L’Ebdo à La Seyne

Samedi 24 février, une dizaine de personnes sont venues en savoir plus sur Ebdo, le nouveau magazine des fondateurs des revues de grand reportage à succès XXI et 6 Mois. L’occasion d’obtenir quelques précisions sur un journal qui intrigue déjà beaucoup le petit monde de la presse.

Prenant la parole devant une foule de curieux à la médiathèque Le Clos Saint Louis, Raechel Isolda, coordinatrice du journal, Frédéric Legrand, journaliste basé à Marseille, et Damien Carême, représentant des lecteurs et maire de Grande-Synthe, ont éclairci le mystère sur le contenu de leur hebdomadaire du vendredi. Lancé le 12 janvier 2018, le journal casse les codes. On oublie les rubriques par grandes thématiques (économie, international, sport, culture…), la formule se veut libre, préférant les témoignages, les portraits, les associations, à l’actualité de la semaine. « Le journal n’est pas inscrit aux sources d’informations habituelles type AFP. Nos seules sources, c’est nous, les journalistes, et les lecteurs. Cela peut paraître immodeste, mais on veut faire notre actu », explique Frédéric Legrand. 

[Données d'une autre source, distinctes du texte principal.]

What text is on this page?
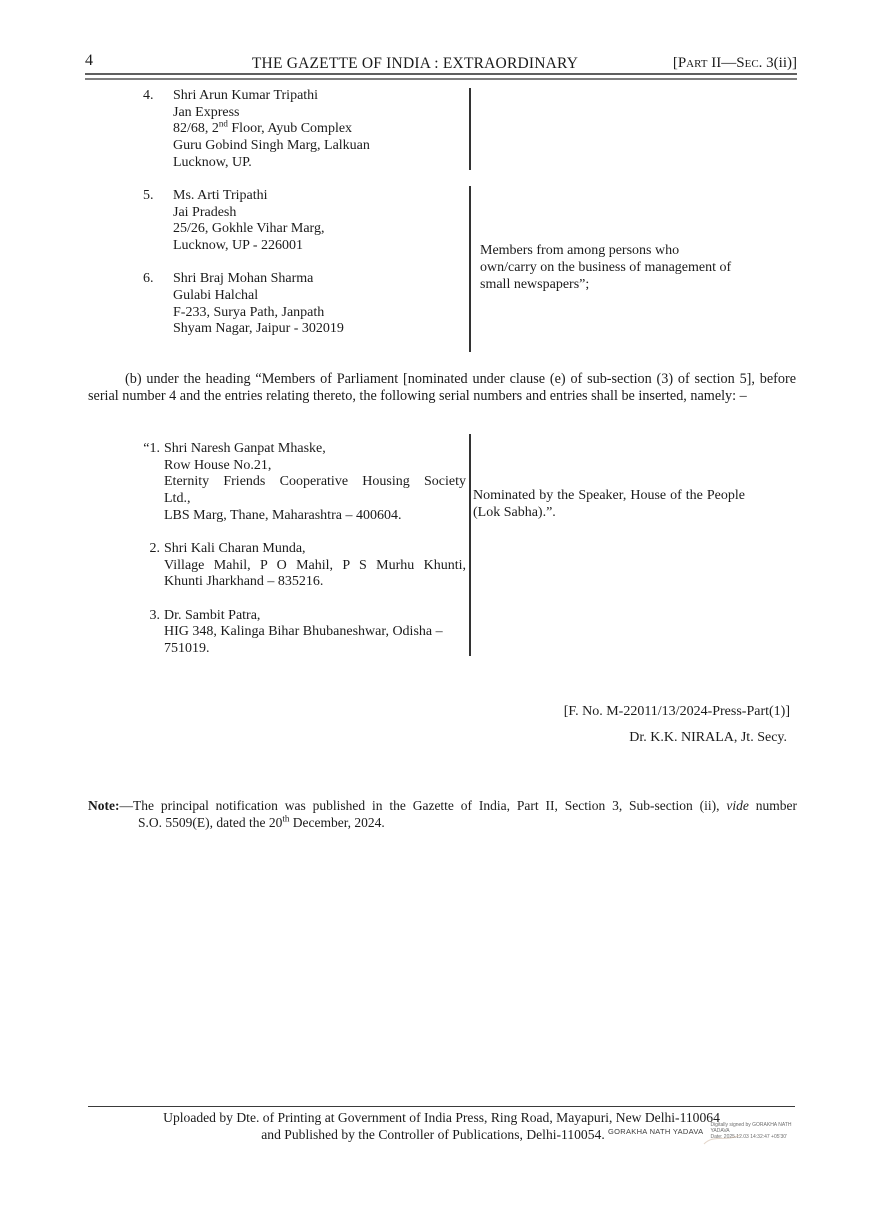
4	THE GAZETTE OF INDIA : EXTRAORDINARY	[Part II—Sec. 3(ii)]
4.	Shri Arun Kumar Tripathi
Jan Express
82/68, 2nd Floor, Ayub Complex
Guru Gobind Singh Marg, Lalkuan
Lucknow, UP.
5.	Ms. Arti Tripathi
Jai Pradesh
25/26, Gokhle Vihar Marg,
Lucknow, UP - 226001
6.	Shri Braj Mohan Sharma
Gulabi Halchal
F-233, Surya Path, Janpath
Shyam Nagar, Jaipur - 302019
Members from among persons who own/carry on the business of management of small newspapers”;
(b) under the heading “Members of Parliament [nominated under clause (e) of sub-section (3) of section 5], before serial number 4 and the entries relating thereto, the following serial numbers and entries shall be inserted, namely: –
“1. Shri Naresh Ganpat Mhaske,
Row House No.21,
Eternity Friends Cooperative Housing Society
Ltd.,
LBS Marg, Thane, Maharashtra – 400604.
2. Shri Kali Charan Munda,
Village Mahil, P O Mahil, P S Murhu Khunti,
Khunti Jharkhand – 835216.
3. Dr. Sambit Patra,
HIG 348, Kalinga Bihar Bhubaneshwar, Odisha –
751019.
Nominated by the Speaker, House of the People (Lok Sabha).”.
[F. No. M-22011/13/2024-Press-Part(1)]
Dr. K.K. NIRALA, Jt. Secy.
Note:—The principal notification was published in the Gazette of India, Part II, Section 3, Sub-section (ii), vide number
S.O. 5509(E), dated the 20th December, 2024.
Uploaded by Dte. of Printing at Government of India Press, Ring Road, Mayapuri, New Delhi-110064
and Published by the Controller of Publications, Delhi-110054. GORAKHA NATH YADAVA
Digitally signed by GORAKHA NATH
YADAVA
Date: 2025.12.03 14:32:47 +05'30'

Le pari est risqué. Très risqué même. Mais Laurent Beccaria et Patrick de Saint-Exupéry, les deux fondateurs des revues XXI et 6 mois, ont pourtant misé gros (13 millions d’euros) pour restaurer la confiance avec les lecteurs de la presse papier. Cent pages pour seulement 3€50, sans actualité de la semaine, sans actionnaire, sans publicité. Sacrément gonflé quand on sait que la diffusion de la presse écrite n’a de cesse de plonger depuis des années, lourdement attaquée par le web et les réseaux sociaux. Un secret ? Une rédaction composée de 40 journalistes qui se veut proche de son lectorat « Aujourd’hui, nous constatons que le fossé entre les journaux d’information et les lecteurs s’est agrandi. Les journalistes s’en rendent compte. Après que le projet a été éventé, 800 candidats ont envoyé leur CV… », avoue Damien Carême. Le discours est ambitieux – arrogant, selon les détracteurs –, les objectifs aussi : 100 000 ventes hebdomadaires, abonnements et kiosques confondus, d’ici la fin de l’année 2019. 

Proposant des abonnements à 5, 10, 15, et 20 euros en fonction des moyens*, Ebdo est pensé comme un magazine à la hauteur des lecteurs, engageant un dialogue permanent avec eux. « Notamment grâce à nos outils numériques », précise Raechel. Le premier, “La Source”, offre l’opportunité de soumettre des sujets ou d’apporter une expertise. « En tout c’est prêt de 1200 sujets qui ont déjà été comptabilisé ». Le second, “La Fabrique”, présente les coulisses du métier : anecdotes de journaliste, papier qu’on ne lira jamais, offs de réunion… Pour Damien Carême, « le vrai défi est de casser la verticalité et rester proche des lecteurs ». Si Ebdo attend d’eux des idées d’articles, ils espèrent aussi qu’ils voudront bien héberger les journalistes envoyés en reportage. « C’est encore le meilleur moyen pour créer du lien et dénicher les sujets. En 40 villes, je n’ai dormi qu’une fois à l’hôtel », souligne Damien. Toute l’année, des conférences seront organisées dans les médiathèque, librairies et écoles de France. Prochaine escale, le collège L’Herminier où le journaliste Frédéric Legrand sera présent pour la semaine de la presse. 

Florian Olivieri 

*5e le prix pour ceux qui ne pleuvent pas donner plus. Bénéficie de la solidarité d’un autre abonné. 

10e le prix minimum pour qu’ebdo existe.

15e le prix normal pour financer un ebdo de qualité et indépendant.

20e le prix d’un abonnement de soutien.